Cette partie sera donc consacrée à l’analyse de l’ambition de libération de la parole au travers du discours véhiculé par les comptes Instagram de notre corpus.
Les réseaux sociaux numériques, acteurs majeurs du féminisme de la troisième vague
Bien que notre travail de recherche se concentre sur des expressions féministes considérées comme nouvelles, par leurs revendications ainsi que par leur support, et bien que nous considérions les nouveaux comptes Instagram féministes comme l’apanage d’un féminisme plus jeune et plus dynamique, la question de la médiation des féminismes, celle du lien entre féminisme et médias, n’est pas neuve. Cette première sous-partie vise à replacer les nouvelles mobilisations féministes dans un contexte qui favorise leur expression médiatique : celui des réseaux sociaux numériques, et donc, de leur impact sur les mobilisations féminines.

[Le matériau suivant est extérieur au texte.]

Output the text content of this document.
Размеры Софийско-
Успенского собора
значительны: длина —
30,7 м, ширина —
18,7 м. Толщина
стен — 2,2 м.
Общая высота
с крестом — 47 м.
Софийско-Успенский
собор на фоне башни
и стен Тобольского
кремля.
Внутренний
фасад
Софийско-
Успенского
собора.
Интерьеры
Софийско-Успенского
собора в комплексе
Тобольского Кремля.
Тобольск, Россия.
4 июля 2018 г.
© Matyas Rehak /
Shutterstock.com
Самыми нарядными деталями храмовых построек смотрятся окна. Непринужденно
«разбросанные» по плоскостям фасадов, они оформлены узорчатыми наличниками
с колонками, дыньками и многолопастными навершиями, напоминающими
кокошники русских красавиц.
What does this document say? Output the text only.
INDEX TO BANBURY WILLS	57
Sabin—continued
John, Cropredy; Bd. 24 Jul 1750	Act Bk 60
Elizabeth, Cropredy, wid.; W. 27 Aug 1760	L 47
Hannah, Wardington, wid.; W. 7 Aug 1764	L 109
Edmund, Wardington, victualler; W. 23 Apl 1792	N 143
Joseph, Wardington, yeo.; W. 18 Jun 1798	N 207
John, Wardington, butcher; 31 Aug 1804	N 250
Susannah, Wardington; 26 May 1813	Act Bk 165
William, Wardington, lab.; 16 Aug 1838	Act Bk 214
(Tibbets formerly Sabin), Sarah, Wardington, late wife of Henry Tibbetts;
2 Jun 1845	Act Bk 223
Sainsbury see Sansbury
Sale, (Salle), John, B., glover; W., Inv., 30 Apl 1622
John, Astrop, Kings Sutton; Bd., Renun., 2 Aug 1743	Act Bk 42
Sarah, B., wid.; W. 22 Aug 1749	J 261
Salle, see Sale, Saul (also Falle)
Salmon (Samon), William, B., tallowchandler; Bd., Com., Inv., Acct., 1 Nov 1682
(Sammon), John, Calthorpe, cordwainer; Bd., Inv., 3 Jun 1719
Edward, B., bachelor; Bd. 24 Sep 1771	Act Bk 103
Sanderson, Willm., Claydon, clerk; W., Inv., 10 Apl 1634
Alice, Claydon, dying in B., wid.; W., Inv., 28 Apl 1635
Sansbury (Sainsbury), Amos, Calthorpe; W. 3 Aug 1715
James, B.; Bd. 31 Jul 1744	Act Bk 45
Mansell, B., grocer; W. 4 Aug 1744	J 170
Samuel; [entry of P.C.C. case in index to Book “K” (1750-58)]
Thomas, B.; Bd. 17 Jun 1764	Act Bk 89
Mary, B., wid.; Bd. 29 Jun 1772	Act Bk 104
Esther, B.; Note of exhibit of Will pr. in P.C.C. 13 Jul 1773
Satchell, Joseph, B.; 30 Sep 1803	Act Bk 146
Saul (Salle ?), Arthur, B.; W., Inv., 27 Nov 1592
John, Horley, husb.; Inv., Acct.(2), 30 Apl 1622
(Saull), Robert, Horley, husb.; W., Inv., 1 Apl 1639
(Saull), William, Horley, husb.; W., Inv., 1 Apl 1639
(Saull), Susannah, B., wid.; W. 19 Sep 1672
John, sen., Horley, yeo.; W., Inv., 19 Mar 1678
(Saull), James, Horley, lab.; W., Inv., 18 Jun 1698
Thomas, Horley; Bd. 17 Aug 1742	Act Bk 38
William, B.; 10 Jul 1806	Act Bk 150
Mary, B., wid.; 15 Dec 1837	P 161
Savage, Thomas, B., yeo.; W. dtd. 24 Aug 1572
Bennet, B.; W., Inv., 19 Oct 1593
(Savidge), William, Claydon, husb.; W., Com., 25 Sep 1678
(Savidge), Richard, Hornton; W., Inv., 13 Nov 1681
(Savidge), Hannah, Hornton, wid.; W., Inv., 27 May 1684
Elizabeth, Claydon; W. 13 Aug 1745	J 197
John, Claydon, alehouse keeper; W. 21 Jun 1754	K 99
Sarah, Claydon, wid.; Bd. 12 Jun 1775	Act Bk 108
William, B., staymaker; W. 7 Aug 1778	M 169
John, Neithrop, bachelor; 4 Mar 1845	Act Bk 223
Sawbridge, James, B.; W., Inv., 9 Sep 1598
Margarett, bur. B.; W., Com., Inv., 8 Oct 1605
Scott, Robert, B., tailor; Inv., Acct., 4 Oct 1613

Le web 2.0 : un nouvel espace de lutte pour le militantisme féministe
En 2007, Danah Boyd et Nicole Ellison18 établissent une première définition des sites de réseaux sociaux (social network sites). Cependant, depuis 2007, le paysage des réseaux sociaux a changé : ceux-ci ont donc retravaillé, en 2011, leur définition afin qu’elle puisse rendre compte de ces changements. Leur définition la plus récente est la suivante : « Un site de réseau social est une plate-forme de communication en réseau dans laquelle les participants 1) disposent de profils associés à une identification unique qui sont créés par une combinaison de contenus fournis par l’utilisateur, de contenus fournis par des « amis », et de données système ; 2) peuvent exposer publiquement des relations susceptibles d’être visualisées et consultées par d’autres ; 3) peuvent accéder à des flux de contenus incluant des contenus générés par l’utilisateur.trice – notamment des combinaisons de textes, photos, vidéos, mises à jour de lieux et/ou liens – fournis par leurs contacts sur le site »19. Les réseaux sociaux numériques sont donc ce plateformes digitales centrées sur les User Generated Content (contenu généré par l’utilisateur.trice), permettant aux individus de se créer leur propre espace, et de s’exprimer en leur nom, ou de façon anonyme. Aujourd’hui, le rôle de celles-ci dans la diffusion d’informations peut être analysé comme celui de véritables médias avec leurs moyens et infrastructures techniques qui permettent à leurs membres de participer non seulement à la diffusion mais également à la création et à la mise en forme d’une information parfois tirée de leur expérience vécue. Les échanges numériques se caractérisent donc par une ambivalence entre public et privé. C’est en ce sens que ces plateformes digitales nous intéressent dans le cadre de notre objet de recherche.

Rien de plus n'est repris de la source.